In Immokalee, Florida, the per capita income is only $9,700 per year; half of the town’s population lives below the federal poverty line. Accusations of slave labor have been made as farmers are charged with holding people against their will, forcing them to work, beating or killing them if they tried to escape, and knowing that they can have this control over them because the workers don’t have any means to save themselves.
The Coalition of Immokalee Workers (CIW) is doing their best to make conditions better, by training local, state, and federal law enforcement to investigate and prosecute existing slavery operations. The CIW also focuses on the root causes of the problem which are farm workers’ structural powerlessness and grinding poverty.
While fast food companies like Taco Bell, McDonald’s, Subway, Burger King, as well as Whole Foods and other major corporations, have agreed to support the actions of the CIW in reducing the plight of these workers, Chipotle and Trader Joe’s address the issue with stubborn evasiveness.
Ironic and disconcerting: Trader Joe’s is a leading retailer of organically certified products and Chipotle advertizes on the slogan “Food with Integrity.” From Chipotle’s website: “We can talk about all of the procedures and protocols we follow and how important they are – but it all really comes back to the people behind every ingredient we purchase, burrito we make, and customer we serve.”

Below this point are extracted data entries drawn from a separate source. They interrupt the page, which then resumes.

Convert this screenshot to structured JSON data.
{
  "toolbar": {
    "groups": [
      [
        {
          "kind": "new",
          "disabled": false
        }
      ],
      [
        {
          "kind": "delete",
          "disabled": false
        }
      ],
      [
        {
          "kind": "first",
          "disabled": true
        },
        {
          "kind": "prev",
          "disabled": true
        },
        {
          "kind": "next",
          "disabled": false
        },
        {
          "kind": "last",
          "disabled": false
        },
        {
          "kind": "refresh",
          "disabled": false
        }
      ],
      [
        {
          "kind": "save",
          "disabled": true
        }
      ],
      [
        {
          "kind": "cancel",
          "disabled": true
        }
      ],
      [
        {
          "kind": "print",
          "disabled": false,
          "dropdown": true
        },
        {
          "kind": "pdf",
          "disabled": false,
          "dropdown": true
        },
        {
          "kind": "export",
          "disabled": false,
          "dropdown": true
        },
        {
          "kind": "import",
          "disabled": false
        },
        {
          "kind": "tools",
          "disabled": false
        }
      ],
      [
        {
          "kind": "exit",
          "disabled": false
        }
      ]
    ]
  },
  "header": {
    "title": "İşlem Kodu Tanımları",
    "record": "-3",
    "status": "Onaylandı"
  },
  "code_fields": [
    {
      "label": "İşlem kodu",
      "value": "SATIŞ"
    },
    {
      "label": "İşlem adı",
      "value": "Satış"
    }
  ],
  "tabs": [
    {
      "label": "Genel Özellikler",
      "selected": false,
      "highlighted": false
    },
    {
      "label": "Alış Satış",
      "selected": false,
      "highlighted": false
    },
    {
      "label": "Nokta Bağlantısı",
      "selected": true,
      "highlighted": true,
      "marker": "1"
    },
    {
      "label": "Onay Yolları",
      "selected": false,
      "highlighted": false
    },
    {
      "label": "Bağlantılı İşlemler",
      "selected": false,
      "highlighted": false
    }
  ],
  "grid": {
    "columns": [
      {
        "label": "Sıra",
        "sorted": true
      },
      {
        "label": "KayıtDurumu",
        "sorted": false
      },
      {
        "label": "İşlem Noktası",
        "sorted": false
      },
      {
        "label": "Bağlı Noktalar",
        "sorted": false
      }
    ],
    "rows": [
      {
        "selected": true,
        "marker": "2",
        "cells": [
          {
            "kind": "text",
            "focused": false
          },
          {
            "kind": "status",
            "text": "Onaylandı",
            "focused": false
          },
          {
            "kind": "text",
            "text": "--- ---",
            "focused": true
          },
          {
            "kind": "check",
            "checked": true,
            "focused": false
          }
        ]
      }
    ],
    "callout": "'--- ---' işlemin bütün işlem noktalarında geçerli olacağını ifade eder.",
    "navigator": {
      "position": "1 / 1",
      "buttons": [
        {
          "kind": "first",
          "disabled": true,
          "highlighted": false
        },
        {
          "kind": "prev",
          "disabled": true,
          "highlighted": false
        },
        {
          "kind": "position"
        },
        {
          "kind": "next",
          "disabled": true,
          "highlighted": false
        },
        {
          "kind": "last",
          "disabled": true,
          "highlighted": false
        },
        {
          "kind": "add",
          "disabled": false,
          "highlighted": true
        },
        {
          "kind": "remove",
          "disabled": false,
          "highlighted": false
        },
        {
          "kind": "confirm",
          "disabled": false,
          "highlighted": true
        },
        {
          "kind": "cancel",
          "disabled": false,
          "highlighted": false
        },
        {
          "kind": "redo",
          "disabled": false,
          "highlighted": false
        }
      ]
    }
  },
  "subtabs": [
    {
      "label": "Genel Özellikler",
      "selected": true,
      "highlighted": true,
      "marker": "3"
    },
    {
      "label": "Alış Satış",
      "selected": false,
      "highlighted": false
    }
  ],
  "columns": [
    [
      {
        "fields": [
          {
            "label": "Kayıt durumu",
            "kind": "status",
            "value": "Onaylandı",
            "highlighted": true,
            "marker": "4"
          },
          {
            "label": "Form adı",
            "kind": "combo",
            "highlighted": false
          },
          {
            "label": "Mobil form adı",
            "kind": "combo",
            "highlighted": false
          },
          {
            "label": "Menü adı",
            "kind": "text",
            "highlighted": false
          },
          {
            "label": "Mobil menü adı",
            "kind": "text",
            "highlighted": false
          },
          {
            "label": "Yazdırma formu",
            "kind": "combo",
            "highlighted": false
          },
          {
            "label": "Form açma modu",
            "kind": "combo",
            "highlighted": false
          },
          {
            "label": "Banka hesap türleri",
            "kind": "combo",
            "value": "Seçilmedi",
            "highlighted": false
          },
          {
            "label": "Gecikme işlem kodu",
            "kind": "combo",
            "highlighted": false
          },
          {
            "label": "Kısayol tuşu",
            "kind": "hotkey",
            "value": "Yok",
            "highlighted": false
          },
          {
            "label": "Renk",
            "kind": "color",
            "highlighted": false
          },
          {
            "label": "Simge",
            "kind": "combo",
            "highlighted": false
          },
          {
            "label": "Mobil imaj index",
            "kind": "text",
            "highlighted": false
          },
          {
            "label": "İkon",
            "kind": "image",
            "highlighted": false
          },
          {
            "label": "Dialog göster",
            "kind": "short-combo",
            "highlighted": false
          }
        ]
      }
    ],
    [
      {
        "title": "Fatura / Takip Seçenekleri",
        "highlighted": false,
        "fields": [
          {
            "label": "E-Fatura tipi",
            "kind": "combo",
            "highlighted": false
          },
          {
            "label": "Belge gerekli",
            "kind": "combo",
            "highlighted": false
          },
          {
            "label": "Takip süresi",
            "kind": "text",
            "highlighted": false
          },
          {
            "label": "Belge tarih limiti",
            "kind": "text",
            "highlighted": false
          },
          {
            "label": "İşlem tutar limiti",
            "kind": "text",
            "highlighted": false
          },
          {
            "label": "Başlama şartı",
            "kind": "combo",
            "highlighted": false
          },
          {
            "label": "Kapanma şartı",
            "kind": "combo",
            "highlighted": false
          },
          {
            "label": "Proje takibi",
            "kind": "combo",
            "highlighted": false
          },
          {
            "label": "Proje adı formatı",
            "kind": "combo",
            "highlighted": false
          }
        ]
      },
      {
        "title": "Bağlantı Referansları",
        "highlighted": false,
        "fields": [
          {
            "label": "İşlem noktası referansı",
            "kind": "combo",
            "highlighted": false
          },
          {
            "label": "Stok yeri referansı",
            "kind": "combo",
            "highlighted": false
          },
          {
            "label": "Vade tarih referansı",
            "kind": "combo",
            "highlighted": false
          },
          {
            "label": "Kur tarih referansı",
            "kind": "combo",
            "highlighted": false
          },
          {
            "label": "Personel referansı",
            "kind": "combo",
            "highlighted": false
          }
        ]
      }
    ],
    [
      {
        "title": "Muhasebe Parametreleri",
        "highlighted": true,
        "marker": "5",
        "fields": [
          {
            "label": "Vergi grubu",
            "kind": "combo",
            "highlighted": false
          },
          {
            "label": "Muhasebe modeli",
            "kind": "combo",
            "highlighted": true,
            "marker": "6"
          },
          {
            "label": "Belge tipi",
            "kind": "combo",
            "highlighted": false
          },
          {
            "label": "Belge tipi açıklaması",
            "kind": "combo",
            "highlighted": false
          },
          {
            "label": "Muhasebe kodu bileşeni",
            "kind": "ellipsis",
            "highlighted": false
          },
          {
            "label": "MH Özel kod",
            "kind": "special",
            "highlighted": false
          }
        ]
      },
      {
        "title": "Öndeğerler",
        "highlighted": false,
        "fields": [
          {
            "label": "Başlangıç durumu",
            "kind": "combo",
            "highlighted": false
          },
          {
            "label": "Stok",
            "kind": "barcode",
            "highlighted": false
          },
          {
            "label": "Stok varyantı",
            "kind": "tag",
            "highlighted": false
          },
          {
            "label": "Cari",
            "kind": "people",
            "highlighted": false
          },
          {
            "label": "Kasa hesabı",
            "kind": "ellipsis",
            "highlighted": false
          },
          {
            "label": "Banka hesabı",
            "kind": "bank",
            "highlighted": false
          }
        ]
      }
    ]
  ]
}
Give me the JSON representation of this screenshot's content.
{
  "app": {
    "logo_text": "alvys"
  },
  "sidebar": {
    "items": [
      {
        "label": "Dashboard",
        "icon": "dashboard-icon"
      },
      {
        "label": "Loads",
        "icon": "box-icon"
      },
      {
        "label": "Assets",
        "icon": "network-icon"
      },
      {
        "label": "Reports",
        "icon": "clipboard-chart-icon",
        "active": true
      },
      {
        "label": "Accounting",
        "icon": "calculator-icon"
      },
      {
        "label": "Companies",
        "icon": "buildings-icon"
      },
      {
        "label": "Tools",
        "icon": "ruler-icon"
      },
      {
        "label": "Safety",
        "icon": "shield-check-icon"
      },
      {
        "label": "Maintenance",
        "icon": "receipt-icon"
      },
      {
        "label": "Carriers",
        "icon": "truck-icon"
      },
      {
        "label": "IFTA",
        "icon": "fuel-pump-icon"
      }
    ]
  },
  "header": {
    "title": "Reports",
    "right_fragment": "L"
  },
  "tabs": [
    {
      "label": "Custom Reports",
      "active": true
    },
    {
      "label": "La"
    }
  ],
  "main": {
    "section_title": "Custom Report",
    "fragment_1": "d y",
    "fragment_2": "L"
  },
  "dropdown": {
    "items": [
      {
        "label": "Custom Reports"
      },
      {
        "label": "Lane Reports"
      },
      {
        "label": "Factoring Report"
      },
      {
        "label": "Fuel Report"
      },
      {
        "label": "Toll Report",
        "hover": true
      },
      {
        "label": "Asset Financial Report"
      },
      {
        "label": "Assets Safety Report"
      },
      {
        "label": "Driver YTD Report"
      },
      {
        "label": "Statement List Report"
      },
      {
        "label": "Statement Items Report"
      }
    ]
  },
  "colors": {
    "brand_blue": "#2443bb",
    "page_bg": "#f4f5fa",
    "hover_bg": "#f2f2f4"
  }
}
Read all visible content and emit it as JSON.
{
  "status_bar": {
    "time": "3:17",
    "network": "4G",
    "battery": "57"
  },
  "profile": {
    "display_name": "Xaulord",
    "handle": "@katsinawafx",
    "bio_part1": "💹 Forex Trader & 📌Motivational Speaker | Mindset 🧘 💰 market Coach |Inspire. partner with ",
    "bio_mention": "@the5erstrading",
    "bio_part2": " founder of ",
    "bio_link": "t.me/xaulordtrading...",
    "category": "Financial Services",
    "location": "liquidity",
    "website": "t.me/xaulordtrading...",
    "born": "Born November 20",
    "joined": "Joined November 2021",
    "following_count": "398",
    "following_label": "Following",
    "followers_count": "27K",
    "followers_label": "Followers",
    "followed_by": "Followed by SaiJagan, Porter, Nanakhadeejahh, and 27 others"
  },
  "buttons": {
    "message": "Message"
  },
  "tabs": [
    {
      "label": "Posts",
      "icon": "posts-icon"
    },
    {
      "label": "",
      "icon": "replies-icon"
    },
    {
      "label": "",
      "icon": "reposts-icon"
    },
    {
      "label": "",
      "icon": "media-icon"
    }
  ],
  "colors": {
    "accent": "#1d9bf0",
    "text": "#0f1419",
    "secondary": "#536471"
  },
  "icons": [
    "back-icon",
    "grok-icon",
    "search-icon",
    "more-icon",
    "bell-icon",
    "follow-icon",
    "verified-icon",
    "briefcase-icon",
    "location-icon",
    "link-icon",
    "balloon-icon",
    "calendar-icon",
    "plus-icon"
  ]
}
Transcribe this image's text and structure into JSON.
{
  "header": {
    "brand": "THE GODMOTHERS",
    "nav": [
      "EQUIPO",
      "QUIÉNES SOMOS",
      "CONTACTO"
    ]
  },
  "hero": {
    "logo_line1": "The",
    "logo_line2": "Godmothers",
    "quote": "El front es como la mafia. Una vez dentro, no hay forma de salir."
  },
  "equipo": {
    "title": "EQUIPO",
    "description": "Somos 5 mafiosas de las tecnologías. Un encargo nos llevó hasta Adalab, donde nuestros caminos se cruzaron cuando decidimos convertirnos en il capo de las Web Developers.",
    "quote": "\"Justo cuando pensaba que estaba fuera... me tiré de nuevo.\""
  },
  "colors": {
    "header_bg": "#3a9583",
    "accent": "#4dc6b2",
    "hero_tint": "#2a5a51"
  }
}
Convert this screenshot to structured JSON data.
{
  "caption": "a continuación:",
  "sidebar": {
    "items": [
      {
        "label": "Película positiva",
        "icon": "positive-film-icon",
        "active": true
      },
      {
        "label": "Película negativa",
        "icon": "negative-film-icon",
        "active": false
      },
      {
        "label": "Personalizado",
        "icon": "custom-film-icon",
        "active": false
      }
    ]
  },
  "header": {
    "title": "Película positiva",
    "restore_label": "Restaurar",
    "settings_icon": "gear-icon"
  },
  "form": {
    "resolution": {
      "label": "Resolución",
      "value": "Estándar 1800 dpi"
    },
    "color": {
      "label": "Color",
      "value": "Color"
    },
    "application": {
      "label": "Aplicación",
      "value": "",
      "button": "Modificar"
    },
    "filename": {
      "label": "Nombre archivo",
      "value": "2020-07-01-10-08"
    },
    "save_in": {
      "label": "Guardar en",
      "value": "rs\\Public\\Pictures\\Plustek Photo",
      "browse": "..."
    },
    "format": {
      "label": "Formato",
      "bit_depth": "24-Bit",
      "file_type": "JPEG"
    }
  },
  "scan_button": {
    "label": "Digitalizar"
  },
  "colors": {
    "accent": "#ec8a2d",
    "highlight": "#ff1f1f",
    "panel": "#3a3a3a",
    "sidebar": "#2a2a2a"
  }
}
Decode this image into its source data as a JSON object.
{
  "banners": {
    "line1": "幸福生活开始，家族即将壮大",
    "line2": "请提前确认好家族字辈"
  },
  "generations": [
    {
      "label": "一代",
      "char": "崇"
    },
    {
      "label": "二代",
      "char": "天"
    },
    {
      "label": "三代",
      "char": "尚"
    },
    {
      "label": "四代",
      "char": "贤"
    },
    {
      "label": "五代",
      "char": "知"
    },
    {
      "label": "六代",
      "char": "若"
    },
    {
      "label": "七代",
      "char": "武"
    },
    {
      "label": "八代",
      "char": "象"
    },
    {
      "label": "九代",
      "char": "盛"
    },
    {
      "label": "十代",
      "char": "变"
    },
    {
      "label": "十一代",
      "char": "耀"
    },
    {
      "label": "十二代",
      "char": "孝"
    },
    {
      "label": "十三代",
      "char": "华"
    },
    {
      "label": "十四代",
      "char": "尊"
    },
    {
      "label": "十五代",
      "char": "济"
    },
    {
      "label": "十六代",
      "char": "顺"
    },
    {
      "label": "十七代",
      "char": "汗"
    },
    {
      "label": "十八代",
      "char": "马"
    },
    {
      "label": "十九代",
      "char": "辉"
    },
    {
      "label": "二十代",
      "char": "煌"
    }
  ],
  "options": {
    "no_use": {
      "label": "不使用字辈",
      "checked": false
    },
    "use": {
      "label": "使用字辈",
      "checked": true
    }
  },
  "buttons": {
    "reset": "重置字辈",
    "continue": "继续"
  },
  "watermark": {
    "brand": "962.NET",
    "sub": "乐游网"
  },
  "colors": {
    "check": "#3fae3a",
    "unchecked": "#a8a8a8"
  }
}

In a written statement about its disinterest in partnering with CIW, Trader Joe’s says that they do not sign agreements that allow third party organizations to dictate what is right for their customers. Chipotle echoed this claim. I agree with Eric Schlosser who was quoted as saying,
“Claiming you support farm-worker rights but refusing to work with CIW is like someone in the ’60s saying they support civil rights but they won’t work with Martin Luther King, Jr. or the NAACP.”
This issue stirs up perhaps the largest barrier to a more sustainable food system: information. Ever since it has been en vogue to be “green,” companies have been abusing this term and profiting from it in elaborate marketing schemes. A “free-range” chicken could perhaps just be allowed the option to roam outside but does not take advantage of this option because its hormone-induced body has grown so fat its legs have collapsed under its own weight. Putting “integrity” in an advertisement is counterintuitive. If Chipotle truly has integrity it would take some money out of its advertising budget and just pay whatever more they have to pay to insure more human labor standards.
What really got me was Chipotle’s “Take it Back to the Start” advertisement. As the three clearly well-fed Caucasian farmers linked hands at the end of the sentimental advertising stint, I could not help but be haunted by Eric Schlosser’s question at last year’s Slow Food Nation conference:
“Does it matter whether an heirloom tomato is local and organic if it was harvested with slave labor?”
I applaud Chipotle for publicizing the need to “Take it Back to the Start” and I am sure that Chipotle does purchase some more sustainable produce than other fast food restaurants. On the same note, Trader Joe’s allows an accessible way for people to eat more sustainably as well. However, there is no excuse for their lack of support for human standards and for the CIW. Moreover, it would appear that Chipotle and Trader Joe’s corporate greed would be better served by supporting the CIW and forgoing bad publicity than by being stingy about minor CIW demands and sticking to a stubborn evasion of this human rights outrage.